Namun, karena laju kenaikan harga-harga di luar produksi pertanian meningkat lebih cepat, produksi melimpah tak mencerminkan keuntungan yang berarti. Dalam sistem ekonomi petani, keuntungan mereka bukan hanya didasarkan pada seberapa besar masukan (input) dibanding keluaran (output). Keuntungan petani juga diperoleh berdasarkan fluktuasi harga beras pada musim panen dan musim paceklik.
Keuntungan itu dianggap tidak lagi diperoleh petani sejak diberlakukannya harga dasar sehingga produksi yang melimpah tidak mendorong petani menyimpannya. Para petani tak membutuhkan lagi lumbung yang sebelumnya merupakan tempat penyimpanan cadangan pangan mereka dan sekaligus menjadi lambang status sosialnya karena hasil panen mereka langsung dijual, entah ke tengkulak, pengusaha penggilingan, atau ke Depot Logistik (Dolog). Fungsi lumbung sudah digantikan oleh gudang pengusaha penggilingan atau gudang-gudang Dolog setempat.
Karena itu, kasus harga gabah yang terjadi pada setiap musim panen, terutama saat musim panen raya, merupakan fenomena yang sudah lama terjadi dan akan terus terjadi. Harga gabah jatuh di bawah harga dasar karena jumlah yang ditawarkan lebih besar dari daya serap pasar. Apalagi jika faktor cuaca tidak mendukung sehingga petani mengalami kesulitan menjemur hasil panen.
Besarnya penawaran gabah produksi petani pada musim panen raya bukan hanya karena dorongan kebutuhan ekonomi, misalnya untuk memenuhi kebutuhan biaya garapan masa musim tanam berikutnya, tetapi lebih didasarkan pada pertimbangan rasional karena menyimpan gabah/beras tidak lagi menguntungkan mereka. Perilaku ini diikuti sebagian besar buruh tani dan petani penggarap dan petani berlahan kurang dari 0,5 hektar yang menempati urutan terbesar dalam struktur petani kita.
Menjadi konsumen
Sebaliknya perilaku yang berbeda akan terjadi pada saat musim paceklik. Musim ini akan berlangsung sekitar tiga bulan dalam setahun. Dalam siklus kehidupan petani, musim paceklik ditandai dengan naiknya harga beras karena bahan persediaan yang menipis dan hilangnya sumber-sumber mata pencarian sebagian besar petani.

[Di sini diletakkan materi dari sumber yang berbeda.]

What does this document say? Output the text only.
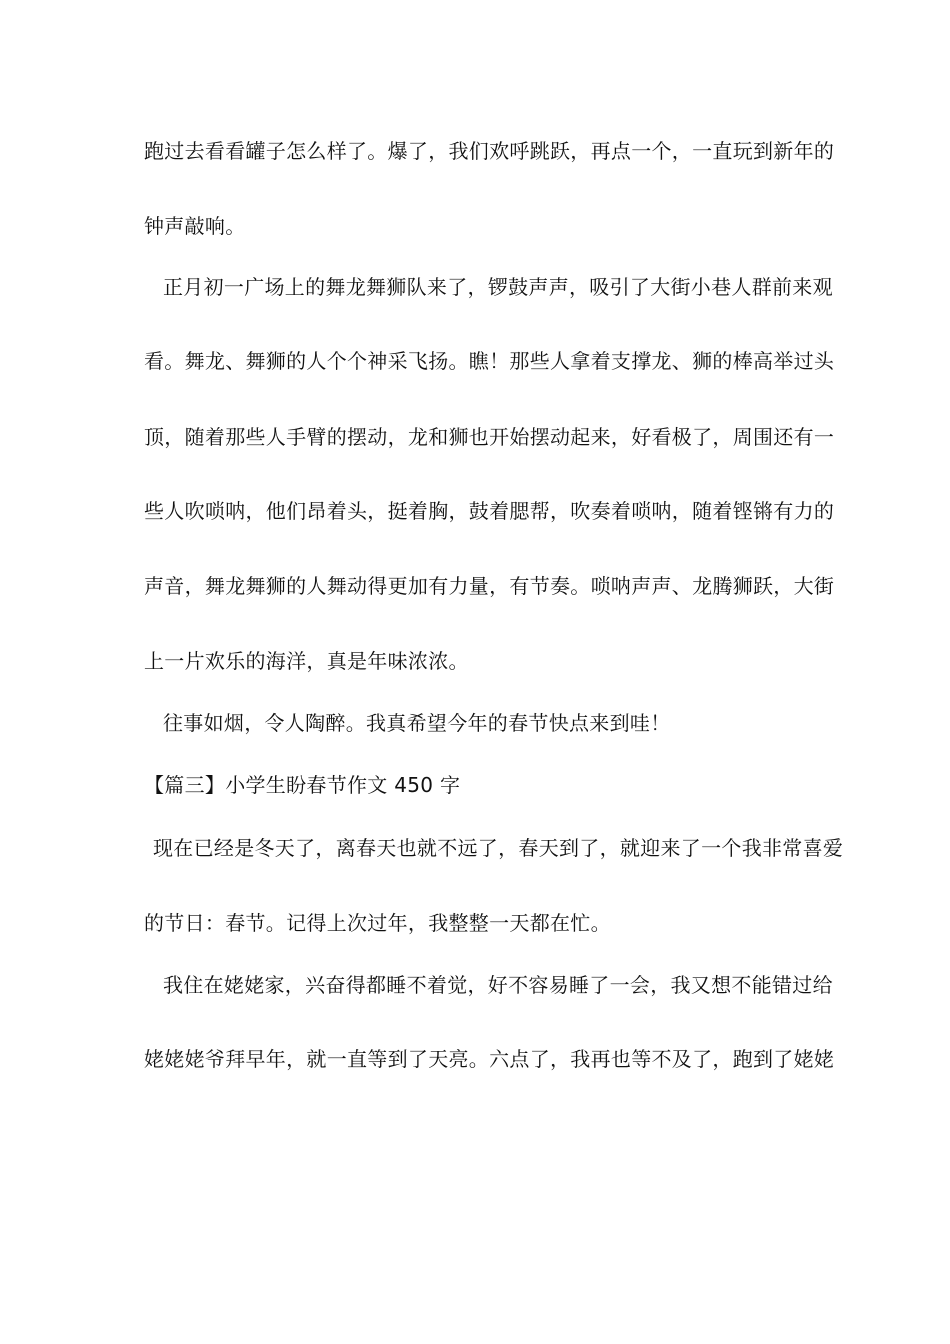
跑过去看看罐子怎么样了。爆了，我们欢呼跳跃，再点一个，一直玩到新年的
钟声敲响。
正月初一广场上的舞龙舞狮队来了，锣鼓声声，吸引了大街小巷人群前来观
看。舞龙、舞狮的人个个神采飞扬。瞧！那些人拿着支撑龙、狮的棒高举过头
顶，随着那些人手臂的摆动，龙和狮也开始摆动起来，好看极了，周围还有一
些人吹唢呐，他们昂着头，挺着胸，鼓着腮帮，吹奏着唢呐，随着铿锵有力的
声音，舞龙舞狮的人舞动得更加有力量，有节奏。唢呐声声、龙腾狮跃，大街
上一片欢乐的海洋，真是年味浓浓。
往事如烟，令人陶醉。我真希望今年的春节快点来到哇！
【篇三】小学生盼春节作文 450 字
现在已经是冬天了，离春天也就不远了，春天到了，就迎来了一个我非常喜爱
的节日：春节。记得上次过年，我整整一天都在忙。
我住在姥姥家，兴奋得都睡不着觉，好不容易睡了一会，我又想不能错过给
姥姥姥爷拜早年，就一直等到了天亮。六点了，我再也等不及了，跑到了姥姥
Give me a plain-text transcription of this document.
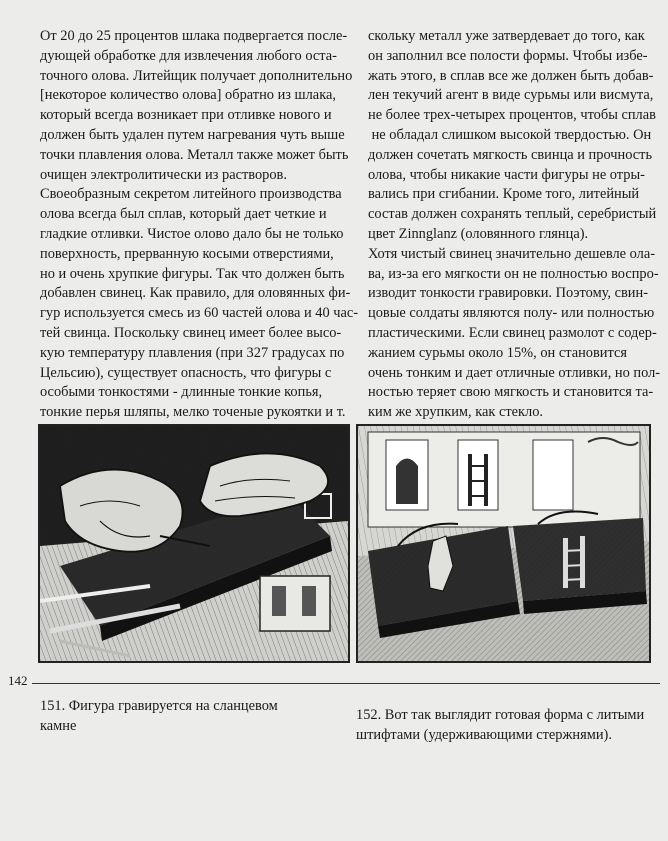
От 20 до 25 процентов шлака подвергается после-

дующей обработке для извлечения любого оста-

точного олова. Литейщик получает дополнительно

[некоторое количество олова] обратно из шлака,

который всегда возникает при отливке нового и

должен быть удален путем нагревания чуть выше

точки плавления олова. Металл также может быть

очищен электролитически из растворов.

Своеобразным секретом литейного производства

олова всегда был сплав, который дает четкие и

гладкие отливки. Чистое олово дало бы не только

поверхность, прерванную косыми отверстиями,

но и очень хрупкие фигуры. Так что должен быть

добавлен свинец. Как правило, для оловянных фи-

гур используется смесь из 60 частей олова и 40 час-

тей свинца. Поскольку свинец имеет более высо-

кую температуру плавления (при 327 градусах по

Цельсию), существует опасность, что фигуры с

особыми тонкостями - длинные тонкие копья,

тонкие перья шляпы, мелко точеные рукоятки и т.

скольку металл уже затвердевает до того, как

он заполнил все полости формы. Чтобы избе-

жать этого, в сплав все же должен быть добав-

лен текучий агент в виде сурьмы или висмута,

не более трех-четырех процентов, чтобы сплав

не обладал слишком высокой твердостью. Он

должен сочетать мягкость свинца и прочность

олова, чтобы никакие части фигуры не отры-

вались при сгибании. Кроме того, литейный

состав должен сохранять теплый, серебристый

цвет Zinnglanz (оловянного глянца).

Хотя чистый свинец значительно дешевле ола-

ва, из-за его мягкости он не полностью воспро-

изводит тонкости гравировки. Поэтому, свин-

цовые солдаты являются полу- или полностью

пластическими. Если свинец размолот с содер-

жанием сурьмы около 15%, он становится

очень тонким и дает отличные отливки, но пол-

ностью теряет свою мягкость и становится та-

ким же хрупким, как стекло.

142

151. Фигура гравируется на сланцевом

камне

152. Вот так выглядит готовая форма с литыми

штифтами (удерживающими стержнями).
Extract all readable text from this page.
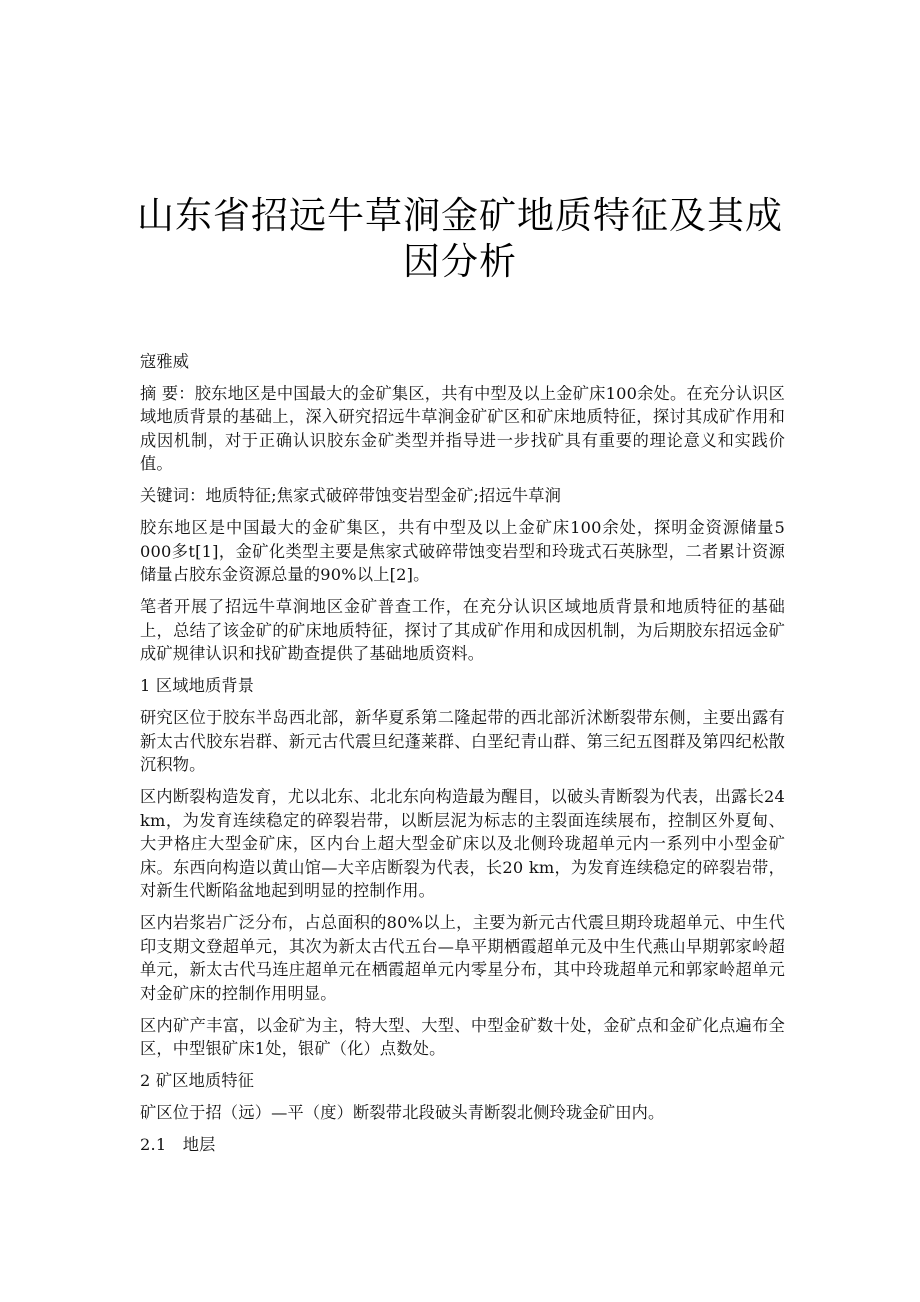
山东省招远牛草涧金矿地质特征及其成因分析

寇雅威

摘 要：胶东地区是中国最大的金矿集区，共有中型及以上金矿床100余处。在充分认识区域地质背景的基础上，深入研究招远牛草涧金矿矿区和矿床地质特征，探讨其成矿作用和成因机制，对于正确认识胶东金矿类型并指导进一步找矿具有重要的理论意义和实践价值。

关键词：地质特征;焦家式破碎带蚀变岩型金矿;招远牛草涧

胶东地区是中国最大的金矿集区，共有中型及以上金矿床100余处，探明金资源储量5 000多t[1]，金矿化类型主要是焦家式破碎带蚀变岩型和玲珑式石英脉型，二者累计资源储量占胶东金资源总量的90%以上[2]。

笔者开展了招远牛草涧地区金矿普查工作，在充分认识区域地质背景和地质特征的基础上，总结了该金矿的矿床地质特征，探讨了其成矿作用和成因机制，为后期胶东招远金矿成矿规律认识和找矿勘查提供了基础地质资料。

1 区域地质背景

研究区位于胶东半岛西北部，新华夏系第二隆起带的西北部沂沭断裂带东侧，主要出露有新太古代胶东岩群、新元古代震旦纪蓬莱群、白垩纪青山群、第三纪五图群及第四纪松散沉积物。

区内断裂构造发育，尤以北东、北北东向构造最为醒目，以破头青断裂为代表，出露长24 km，为发育连续稳定的碎裂岩带，以断层泥为标志的主裂面连续展布，控制区外夏甸、大尹格庄大型金矿床，区内台上超大型金矿床以及北侧玲珑超单元内一系列中小型金矿床。东西向构造以黄山馆—大辛店断裂为代表，长20 km，为发育连续稳定的碎裂岩带，对新生代断陷盆地起到明显的控制作用。

区内岩浆岩广泛分布，占总面积的80%以上，主要为新元古代震旦期玲珑超单元、中生代印支期文登超单元，其次为新太古代五台—阜平期栖霞超单元及中生代燕山早期郭家岭超单元，新太古代马连庄超单元在栖霞超单元内零星分布，其中玲珑超单元和郭家岭超单元对金矿床的控制作用明显。

区内矿产丰富，以金矿为主，特大型、大型、中型金矿数十处，金矿点和金矿化点遍布全区，中型银矿床1处，银矿（化）点数处。

2 矿区地质特征

矿区位于招（远）—平（度）断裂带北段破头青断裂北侧玲珑金矿田内。

2.1　地层
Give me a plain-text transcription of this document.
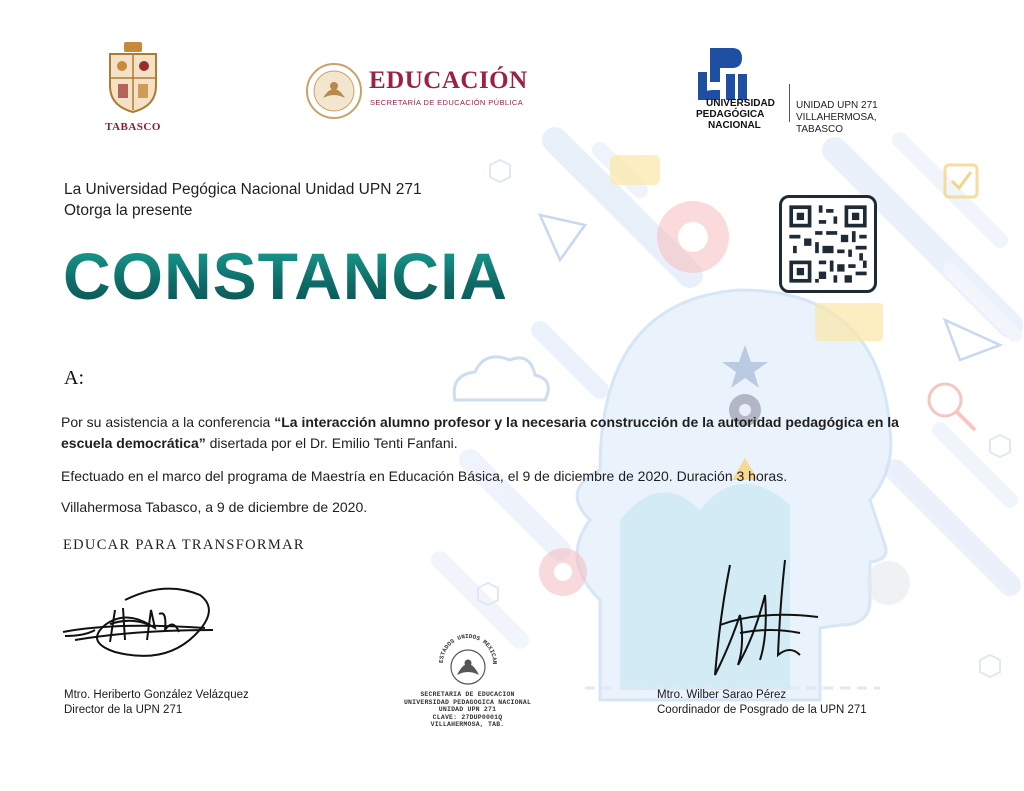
TABASCO
EDUCACIÓN
SECRETARÍA DE EDUCACIÓN PÚBLICA	UNIVERSIDAD
PEDAGÓGICA
NACIONAL
UNIDAD UPN 271
VILLAHERMOSA, TABASCO
La Universidad Pegógica Nacional Unidad UPN 271
Otorga la presente
CONSTANCIA
A:
Por su asistencia a la conferencia “La interacción alumno profesor y la necesaria construcción de la autoridad pedagógica en la escuela democrática” disertada por el Dr. Emilio Tenti Fanfani.
Efectuado en el marco del programa de Maestría en Educación Básica, el 9 de diciembre de 2020. Duración 3 horas.
Villahermosa Tabasco, a 9 de diciembre de 2020.
EDUCAR PARA TRANSFORMAR
Mtro. Heriberto González Velázquez
Director de la UPN 271
ESTADOS UNIDOS MEXICAN
SECRETARIA DE EDUCACION
UNIVERSIDAD PEDAGOGICA NACIONAL
UNIDAD UPN 271
CLAVE: 27DUP0001Q
VILLAHERMOSA, TAB.
Mtro. Wilber Sarao Pérez
Coordinador de Posgrado de la UPN 271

Petani yang semula menjadi produsen, pada musim paceklik berubah menjadi konsumen. Jika pada musim panen mereka menjual gabah hasil panennya dengan harga rendah, sebaliknya pada musim paceklik harus membeli beras dengan harga tinggi. Fenomena nasi aking dan tiwul yang selalu muncul dalam pemberitaan media massa merupakan gambaran keadaan di atas.
Bahwa mereka kemudian memperoleh beras murah lewat ”beras miskin” dan operasi pasar hanyalah terapi sesaat. Pengaruhnya hanya sedikit karena hasil pengadaan Bulog yang berasal dari pembelian dalam negeri tidak lebih dari 10-15 persen dari produksi nasional. Sebagian besar produksi, selain dikonsumsi, cadangan gabah/beras justru berada di tangan pedagang/pengusaha penggilingan.